— В Париж не в Париж, а куда-нибудь надо. С земного шара не соскочишь.
Коренастый подрядчик разбирался не только в кирпичах и черепице. Он слегка прикоснулся к рукаву своего собеседника и просто и открыто спросил:
— Вы, синьор Баранов, по какой специальности работали в Париже?
— По эмигрантскому цеху. Что подвернется.
— А все-таки? Прохожий человек иногда тот самый, кого за морем ищут.
Он ухмыльнулся и мигнул бровью Марии: еще вина.
— Не ту бутылку, ящерица. Повыше, на верхней полке. С зеленым ярлыком. Трактирщица тоже…
Когда Баранов объяснил, что он в окрестностях Парижа в новых домах окна-двери красил, потолки белил да штукатурить приходилось, пока работа подвертывалась, — итальянец расхохотался и уже всей ладонью хлопнул его по рукаву.
— Вот! Как в муху на сто шагов попал. Ваше здоровье, синьор Баранов. О маршруте своем можете не думать. Сен-Тропец, два часа езды отсюда. Там я виллу спешно отделать должен и гараж заказать. А рабочих рук…
Он покачал растопыренными пальцами над стаканом, — подкрасил жестом оборванные слова.
Баранов вздохнул всей грудью, словно выплыл на поверхность и за корму чужой лодки ухватился. Сто чертей! Не надо думать, искать, клянчить, лезть в первое попавшееся ярмо. И на юге останется… Выскочить хоть на время из парижского котла. Он посмотрел за окно, выходящее в воздух, — словно оконце аэропланной каюты: солнце и море. А там видно будет.

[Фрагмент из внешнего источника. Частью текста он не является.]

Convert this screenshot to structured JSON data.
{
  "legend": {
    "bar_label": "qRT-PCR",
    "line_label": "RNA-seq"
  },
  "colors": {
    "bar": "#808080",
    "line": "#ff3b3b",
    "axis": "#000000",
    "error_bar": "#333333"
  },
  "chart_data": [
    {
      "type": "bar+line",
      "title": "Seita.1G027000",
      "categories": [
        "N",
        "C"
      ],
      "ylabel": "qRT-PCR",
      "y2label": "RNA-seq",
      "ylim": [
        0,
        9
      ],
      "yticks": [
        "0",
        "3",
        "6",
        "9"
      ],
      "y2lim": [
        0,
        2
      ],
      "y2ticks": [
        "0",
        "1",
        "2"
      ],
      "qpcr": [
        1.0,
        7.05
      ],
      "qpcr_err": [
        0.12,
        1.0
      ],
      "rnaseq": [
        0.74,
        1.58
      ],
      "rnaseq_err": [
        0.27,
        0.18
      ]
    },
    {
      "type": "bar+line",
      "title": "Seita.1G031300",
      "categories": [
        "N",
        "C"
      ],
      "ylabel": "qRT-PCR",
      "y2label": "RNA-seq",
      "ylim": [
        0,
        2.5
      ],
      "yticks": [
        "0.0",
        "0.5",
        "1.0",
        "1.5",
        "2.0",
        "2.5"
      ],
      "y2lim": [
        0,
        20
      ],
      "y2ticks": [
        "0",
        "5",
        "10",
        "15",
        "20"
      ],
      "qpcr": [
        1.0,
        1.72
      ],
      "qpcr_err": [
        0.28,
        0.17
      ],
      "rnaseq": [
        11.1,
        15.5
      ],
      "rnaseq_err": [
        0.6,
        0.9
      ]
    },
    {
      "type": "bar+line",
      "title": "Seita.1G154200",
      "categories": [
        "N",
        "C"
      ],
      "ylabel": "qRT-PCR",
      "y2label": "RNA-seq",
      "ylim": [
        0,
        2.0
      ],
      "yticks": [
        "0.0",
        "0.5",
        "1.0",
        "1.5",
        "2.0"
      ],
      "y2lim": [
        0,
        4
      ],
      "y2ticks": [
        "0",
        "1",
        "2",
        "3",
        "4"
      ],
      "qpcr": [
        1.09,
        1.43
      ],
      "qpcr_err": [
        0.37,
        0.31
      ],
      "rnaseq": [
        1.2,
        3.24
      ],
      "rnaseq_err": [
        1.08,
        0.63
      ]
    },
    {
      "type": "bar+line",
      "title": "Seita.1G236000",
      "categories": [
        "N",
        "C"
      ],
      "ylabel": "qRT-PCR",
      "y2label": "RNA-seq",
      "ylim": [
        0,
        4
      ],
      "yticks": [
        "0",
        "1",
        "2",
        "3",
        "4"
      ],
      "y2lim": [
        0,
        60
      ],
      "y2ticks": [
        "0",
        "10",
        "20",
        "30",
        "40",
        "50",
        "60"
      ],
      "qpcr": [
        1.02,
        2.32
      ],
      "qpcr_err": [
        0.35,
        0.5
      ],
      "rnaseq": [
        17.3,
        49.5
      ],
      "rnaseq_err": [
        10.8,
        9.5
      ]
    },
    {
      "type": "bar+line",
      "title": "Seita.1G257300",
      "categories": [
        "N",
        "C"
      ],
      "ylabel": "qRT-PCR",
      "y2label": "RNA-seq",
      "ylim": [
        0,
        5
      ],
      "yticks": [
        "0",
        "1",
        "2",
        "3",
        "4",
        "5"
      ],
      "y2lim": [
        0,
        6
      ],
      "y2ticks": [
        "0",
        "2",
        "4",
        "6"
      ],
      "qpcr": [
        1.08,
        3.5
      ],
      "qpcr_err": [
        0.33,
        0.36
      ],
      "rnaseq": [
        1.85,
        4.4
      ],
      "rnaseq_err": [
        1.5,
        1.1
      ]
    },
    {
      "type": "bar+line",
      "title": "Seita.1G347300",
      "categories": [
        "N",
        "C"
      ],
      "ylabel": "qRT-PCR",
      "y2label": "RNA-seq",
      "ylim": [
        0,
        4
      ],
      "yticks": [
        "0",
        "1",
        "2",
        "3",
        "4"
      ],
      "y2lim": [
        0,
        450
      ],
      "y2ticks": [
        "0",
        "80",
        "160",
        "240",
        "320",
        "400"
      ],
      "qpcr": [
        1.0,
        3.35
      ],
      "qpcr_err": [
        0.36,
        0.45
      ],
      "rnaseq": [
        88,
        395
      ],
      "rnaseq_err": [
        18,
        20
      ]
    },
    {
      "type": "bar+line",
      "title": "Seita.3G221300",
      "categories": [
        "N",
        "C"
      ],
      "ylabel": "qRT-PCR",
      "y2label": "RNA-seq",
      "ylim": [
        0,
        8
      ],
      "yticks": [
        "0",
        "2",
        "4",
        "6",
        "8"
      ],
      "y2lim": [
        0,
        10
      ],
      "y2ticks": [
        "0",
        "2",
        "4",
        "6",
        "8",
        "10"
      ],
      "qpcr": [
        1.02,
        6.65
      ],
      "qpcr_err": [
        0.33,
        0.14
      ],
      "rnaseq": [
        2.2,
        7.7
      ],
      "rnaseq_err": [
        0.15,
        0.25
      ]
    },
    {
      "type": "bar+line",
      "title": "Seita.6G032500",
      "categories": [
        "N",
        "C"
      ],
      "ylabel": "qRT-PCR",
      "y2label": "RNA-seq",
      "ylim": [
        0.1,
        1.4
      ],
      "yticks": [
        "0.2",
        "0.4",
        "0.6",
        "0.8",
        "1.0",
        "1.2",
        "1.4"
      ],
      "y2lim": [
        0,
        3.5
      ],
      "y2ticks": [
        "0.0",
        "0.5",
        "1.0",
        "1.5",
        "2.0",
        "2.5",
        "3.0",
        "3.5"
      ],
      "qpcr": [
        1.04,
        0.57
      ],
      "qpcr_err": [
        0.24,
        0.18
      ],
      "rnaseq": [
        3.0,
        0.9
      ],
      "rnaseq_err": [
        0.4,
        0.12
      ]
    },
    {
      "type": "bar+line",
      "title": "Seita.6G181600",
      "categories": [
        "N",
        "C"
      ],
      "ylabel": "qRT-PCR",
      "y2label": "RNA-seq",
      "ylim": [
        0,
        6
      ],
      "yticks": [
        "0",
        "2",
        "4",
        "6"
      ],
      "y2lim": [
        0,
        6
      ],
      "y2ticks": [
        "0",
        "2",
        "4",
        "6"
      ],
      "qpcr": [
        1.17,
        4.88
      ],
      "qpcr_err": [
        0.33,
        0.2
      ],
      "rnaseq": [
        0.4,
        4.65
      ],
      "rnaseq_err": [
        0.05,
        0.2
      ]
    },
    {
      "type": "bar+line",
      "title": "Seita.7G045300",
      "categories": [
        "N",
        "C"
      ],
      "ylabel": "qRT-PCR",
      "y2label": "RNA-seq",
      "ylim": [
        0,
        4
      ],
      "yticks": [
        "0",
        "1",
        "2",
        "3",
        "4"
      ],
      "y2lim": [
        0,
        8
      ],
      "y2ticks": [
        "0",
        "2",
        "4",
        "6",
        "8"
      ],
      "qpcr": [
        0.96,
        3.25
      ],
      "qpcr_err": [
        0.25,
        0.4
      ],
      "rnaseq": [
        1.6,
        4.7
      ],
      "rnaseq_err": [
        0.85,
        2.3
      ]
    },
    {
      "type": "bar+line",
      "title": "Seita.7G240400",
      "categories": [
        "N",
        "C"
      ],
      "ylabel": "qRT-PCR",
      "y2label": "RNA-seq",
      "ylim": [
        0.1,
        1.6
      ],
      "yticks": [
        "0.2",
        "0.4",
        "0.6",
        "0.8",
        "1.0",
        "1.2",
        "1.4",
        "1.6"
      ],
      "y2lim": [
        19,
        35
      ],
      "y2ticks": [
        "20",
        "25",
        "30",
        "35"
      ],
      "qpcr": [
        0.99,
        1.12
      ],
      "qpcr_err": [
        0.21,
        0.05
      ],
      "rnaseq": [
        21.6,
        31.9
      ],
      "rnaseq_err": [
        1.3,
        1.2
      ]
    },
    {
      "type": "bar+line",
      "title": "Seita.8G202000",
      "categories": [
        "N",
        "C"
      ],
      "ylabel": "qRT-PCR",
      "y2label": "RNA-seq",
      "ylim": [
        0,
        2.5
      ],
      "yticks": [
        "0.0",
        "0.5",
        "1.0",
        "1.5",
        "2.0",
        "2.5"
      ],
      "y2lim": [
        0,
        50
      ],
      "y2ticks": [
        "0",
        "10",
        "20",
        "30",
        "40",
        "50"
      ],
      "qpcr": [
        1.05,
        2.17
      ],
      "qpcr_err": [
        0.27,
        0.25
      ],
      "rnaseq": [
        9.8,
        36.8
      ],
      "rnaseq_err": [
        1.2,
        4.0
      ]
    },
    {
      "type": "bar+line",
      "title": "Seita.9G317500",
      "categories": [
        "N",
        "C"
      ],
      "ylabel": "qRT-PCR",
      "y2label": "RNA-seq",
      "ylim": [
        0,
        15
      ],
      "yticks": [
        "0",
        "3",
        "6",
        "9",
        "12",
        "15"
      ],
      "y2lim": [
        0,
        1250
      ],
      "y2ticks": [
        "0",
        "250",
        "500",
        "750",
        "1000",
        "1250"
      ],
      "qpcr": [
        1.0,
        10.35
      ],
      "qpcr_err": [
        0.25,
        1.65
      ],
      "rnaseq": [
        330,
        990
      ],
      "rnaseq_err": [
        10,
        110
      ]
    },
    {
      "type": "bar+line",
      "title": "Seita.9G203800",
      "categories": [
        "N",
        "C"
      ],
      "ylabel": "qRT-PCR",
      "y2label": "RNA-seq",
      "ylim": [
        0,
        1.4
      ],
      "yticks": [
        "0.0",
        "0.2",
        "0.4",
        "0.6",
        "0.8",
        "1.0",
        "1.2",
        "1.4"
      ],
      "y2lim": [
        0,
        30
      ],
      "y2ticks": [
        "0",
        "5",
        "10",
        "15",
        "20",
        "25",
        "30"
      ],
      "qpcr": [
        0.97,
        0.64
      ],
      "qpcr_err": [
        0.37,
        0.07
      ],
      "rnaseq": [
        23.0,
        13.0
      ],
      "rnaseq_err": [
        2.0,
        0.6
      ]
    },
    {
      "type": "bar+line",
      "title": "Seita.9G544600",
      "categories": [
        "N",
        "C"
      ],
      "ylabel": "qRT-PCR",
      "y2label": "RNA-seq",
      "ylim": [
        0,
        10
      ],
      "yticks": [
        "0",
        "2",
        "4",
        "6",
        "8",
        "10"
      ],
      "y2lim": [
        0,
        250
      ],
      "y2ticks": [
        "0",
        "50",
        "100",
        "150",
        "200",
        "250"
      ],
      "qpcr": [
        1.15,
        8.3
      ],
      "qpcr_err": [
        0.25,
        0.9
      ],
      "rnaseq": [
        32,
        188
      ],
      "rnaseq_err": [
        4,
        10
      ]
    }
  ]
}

— Погодите, синьор Монганари. Все это чудесно. Но вы тут на горе виллу достраиваете. Вам бы меня на испытание взять, хоть на неделю. А вдруг я, как козел в упряжке, окажусь… Что?
Старик недовольно поморщился и покрутил круглой, кудлатой головой. Уксусные слова.
— Мне, дорогой мой, пятьдесят восьмой год. И глаз у меня верный. Ремесло такое… Себя не обижу. Молодая коза съест соль, а старая — соль и мешок. Руки у вас рабочие, глаза честные. Баста. Ваше здоровье, синьор Баранов.
Прошло около двух месяцев. На окраине Сен-Тропец у моря кипела муравьиная работа. Вилла и гараж были отделаны и сданы. Строили пансион, просторное двухэтажное жилье для гостей, наезжавших к синему лукоморью за теплом и детской беспечной жизнью. Баранов давно уже овладел своим веселым ремеслом. Научился ровнять по шнуру ряды кирпичей — похожая на игрушку, легкая, обрамленная трубка с пузырьком в столбике воды стала для него так же привычна, как карманные часы. Ровно и круто замешивал цемент с гравием и песком, ловко устилал цветными плитками полы, перекрывал легкими рейками потолки. Шаг за шагом провел весь каменщицкий искус, — стал заправским «масоном». И радовало, и тешило его, что вот от кромки фундамента до трубы под покатой кровлей человек все своими руками выводит, оживляет пустыри, строит, утверждает жизнь. После черных лет войны и революции у него было застарелое отвращение к разрушению, а тут он сам, как муравей на известке, гонит к небу ряд за рядом прочные, стройные стены. С рабочими-итальянцами ладил, но жил по-своему, в стороне. И не уставал радоваться, когда, сидя верхом на балке, видел, подымая вспотевшую голову, голубой и зеленый простор по сторонам. Море и берег.
Временами наезжал Монганари. Проводил целые дни на постройке. Помалкивал, присматривался. И однажды за стаканом вермута в прохладном погребке сказал, что дело расширяется, ему за всем не угнаться и новую постройку поручит он вести ему, Баранову, потому что он «человек настоящий». Сразу он это понял… И опять с толком и вкусом поговорили о Риме.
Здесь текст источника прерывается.